At the beginning of 2005, 10 giant banks, including JP Morgan Chase, Citicorp, Bank of America, Wachovia and Well Fargo, controlled two-thirds of the credit card market. That means thousands of smaller players, including credit unions, had just one-third of the U.S. consumers to fight over-and those 10 giants held 86% of all the credit card balances outstanding.

"This market is gone," said Sievewright. "The only thing that's going to happen is the top five will get more market share," he said, noting that since the first of the year giant Bank of America has acquired MBNA, and Washington Mutual has purchased Providian.

But just as importantly, the huge credit card portfolios have given these financial giants access to the biggest financial relationship a consumer can have, their home mortgage. The strategy from here, according to Sievewright, is to wrap all a consumer's finances around these two major relationships. "Is it possible to package a relationship around consumer lending? A credit card to go with a mortgage? Wrap-around the account at the same rate?"
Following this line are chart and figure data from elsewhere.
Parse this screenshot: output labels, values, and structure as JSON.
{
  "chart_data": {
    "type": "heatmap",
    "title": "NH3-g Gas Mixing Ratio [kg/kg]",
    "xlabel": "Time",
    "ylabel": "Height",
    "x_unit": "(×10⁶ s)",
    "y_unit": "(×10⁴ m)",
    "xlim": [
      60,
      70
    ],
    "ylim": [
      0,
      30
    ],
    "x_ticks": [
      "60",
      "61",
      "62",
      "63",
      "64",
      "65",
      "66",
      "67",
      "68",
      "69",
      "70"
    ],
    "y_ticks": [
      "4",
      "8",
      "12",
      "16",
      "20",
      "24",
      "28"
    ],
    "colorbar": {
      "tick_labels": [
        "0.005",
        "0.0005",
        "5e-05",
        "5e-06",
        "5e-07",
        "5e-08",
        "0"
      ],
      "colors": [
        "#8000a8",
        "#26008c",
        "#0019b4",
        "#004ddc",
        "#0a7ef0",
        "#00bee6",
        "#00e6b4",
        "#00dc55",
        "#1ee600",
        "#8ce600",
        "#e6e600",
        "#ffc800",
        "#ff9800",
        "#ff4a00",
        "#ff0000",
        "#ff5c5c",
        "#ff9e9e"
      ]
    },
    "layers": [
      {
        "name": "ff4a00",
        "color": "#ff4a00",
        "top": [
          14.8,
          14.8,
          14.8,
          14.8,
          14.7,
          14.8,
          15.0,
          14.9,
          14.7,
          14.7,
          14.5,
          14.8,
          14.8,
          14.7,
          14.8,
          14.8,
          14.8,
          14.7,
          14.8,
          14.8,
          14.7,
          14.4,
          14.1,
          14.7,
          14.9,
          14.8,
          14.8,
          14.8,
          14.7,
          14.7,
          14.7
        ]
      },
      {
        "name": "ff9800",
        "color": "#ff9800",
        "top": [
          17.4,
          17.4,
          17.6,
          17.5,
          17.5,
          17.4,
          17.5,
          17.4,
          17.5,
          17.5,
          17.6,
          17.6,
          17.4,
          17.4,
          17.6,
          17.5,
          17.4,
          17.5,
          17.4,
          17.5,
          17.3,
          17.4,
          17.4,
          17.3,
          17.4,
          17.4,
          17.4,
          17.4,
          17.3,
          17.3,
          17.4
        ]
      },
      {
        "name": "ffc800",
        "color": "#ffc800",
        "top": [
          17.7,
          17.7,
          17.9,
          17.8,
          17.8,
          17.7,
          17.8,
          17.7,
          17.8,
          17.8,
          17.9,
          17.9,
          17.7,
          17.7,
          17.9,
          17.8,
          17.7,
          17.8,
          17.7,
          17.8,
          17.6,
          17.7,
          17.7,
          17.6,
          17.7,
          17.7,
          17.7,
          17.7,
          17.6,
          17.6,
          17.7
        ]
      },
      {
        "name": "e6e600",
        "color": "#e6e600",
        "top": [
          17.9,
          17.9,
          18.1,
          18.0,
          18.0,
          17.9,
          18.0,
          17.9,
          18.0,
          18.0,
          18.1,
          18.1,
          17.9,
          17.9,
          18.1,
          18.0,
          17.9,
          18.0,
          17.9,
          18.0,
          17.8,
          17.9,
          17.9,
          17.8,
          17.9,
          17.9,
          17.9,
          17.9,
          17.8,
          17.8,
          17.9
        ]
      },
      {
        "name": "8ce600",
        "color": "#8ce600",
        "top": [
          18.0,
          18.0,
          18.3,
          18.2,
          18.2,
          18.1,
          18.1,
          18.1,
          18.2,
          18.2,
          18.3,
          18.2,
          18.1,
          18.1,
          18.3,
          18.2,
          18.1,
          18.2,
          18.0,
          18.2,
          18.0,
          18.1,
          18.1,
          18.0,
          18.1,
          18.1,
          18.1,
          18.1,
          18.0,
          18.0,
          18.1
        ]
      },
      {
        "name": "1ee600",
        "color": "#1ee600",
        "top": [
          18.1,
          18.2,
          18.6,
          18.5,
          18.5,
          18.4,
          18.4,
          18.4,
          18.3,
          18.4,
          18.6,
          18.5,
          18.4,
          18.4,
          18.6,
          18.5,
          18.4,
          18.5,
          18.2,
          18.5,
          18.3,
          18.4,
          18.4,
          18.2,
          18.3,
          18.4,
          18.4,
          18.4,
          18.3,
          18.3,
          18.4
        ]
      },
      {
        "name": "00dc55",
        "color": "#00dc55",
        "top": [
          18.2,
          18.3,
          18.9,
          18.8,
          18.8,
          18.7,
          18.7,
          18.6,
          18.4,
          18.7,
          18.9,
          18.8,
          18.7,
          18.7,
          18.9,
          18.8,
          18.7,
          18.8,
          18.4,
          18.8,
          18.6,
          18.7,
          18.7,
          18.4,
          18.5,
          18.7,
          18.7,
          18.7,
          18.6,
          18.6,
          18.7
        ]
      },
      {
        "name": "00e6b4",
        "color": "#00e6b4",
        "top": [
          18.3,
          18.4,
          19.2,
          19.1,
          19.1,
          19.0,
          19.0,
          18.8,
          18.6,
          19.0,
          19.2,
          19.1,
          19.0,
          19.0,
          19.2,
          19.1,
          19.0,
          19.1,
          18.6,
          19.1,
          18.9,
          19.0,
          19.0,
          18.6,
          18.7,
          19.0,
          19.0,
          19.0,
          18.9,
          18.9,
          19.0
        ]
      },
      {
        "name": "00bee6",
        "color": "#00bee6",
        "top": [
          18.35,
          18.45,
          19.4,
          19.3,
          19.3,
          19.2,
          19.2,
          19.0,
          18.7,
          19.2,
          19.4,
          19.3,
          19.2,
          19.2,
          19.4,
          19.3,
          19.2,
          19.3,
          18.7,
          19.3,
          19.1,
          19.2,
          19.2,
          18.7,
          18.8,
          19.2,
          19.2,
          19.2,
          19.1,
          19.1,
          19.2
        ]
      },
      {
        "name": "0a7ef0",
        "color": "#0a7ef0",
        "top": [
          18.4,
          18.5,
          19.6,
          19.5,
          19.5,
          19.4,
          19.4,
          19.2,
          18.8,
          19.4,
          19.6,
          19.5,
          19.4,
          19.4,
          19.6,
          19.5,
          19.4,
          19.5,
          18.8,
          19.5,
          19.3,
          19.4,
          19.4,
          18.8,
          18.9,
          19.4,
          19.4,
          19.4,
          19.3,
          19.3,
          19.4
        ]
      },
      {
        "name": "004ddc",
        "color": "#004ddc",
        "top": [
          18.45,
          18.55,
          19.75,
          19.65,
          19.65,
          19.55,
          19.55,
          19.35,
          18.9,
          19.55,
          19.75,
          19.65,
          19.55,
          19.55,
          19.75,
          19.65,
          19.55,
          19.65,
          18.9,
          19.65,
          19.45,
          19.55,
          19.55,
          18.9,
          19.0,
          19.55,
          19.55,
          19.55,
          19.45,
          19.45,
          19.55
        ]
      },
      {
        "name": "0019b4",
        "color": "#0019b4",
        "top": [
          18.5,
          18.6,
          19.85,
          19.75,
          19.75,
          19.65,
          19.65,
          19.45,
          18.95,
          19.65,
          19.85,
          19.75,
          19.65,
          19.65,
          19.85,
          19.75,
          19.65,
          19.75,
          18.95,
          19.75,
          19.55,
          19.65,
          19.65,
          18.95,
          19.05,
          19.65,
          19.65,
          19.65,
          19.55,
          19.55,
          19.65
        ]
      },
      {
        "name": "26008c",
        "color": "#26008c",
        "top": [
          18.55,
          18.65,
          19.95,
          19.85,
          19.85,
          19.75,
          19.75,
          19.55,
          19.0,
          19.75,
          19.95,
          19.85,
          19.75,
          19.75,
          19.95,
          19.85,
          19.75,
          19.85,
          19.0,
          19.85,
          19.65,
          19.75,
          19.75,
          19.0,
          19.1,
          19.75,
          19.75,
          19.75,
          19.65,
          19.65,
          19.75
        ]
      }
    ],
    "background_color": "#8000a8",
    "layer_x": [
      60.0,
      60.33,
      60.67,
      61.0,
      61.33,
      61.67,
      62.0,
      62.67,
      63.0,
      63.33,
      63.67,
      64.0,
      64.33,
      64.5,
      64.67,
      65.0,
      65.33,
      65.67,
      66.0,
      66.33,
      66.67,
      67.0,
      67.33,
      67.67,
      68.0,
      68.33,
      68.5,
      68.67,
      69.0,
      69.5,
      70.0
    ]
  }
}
It's already being done in England, he noted. Barclay's Bank is adding up all account balances and charging them against balances in a wrap-around account, before they charge the consumer interest. The British bank charges a single interest rate-the mortgage rate, because it is the lowest. Barclay's has developed three million new accounts with this product.

The major difference between the British product and one that could be developed in the U.S. is that the British eliminated mortgage interest deductions for income taxes a decade ago.

This kind of product-relationship marketing-gives the bank or credit union a vast majority of customer data with all of the members' financial information on it.

If a U.S. Bank is able to figure out a way to deliver this product, "they just lock up the marketplace," said Sievewright.

That's why those credit unions that were in a hurry to sell their credit card portfolios may have acted too hastily. Credit cards, said Sievewright, "are one of the most powerful relationship developers you can have," he said, adding that "all we are doing at the end of the day is giving gunpowder, or ammunition, to fellows who are looking to roll up the market."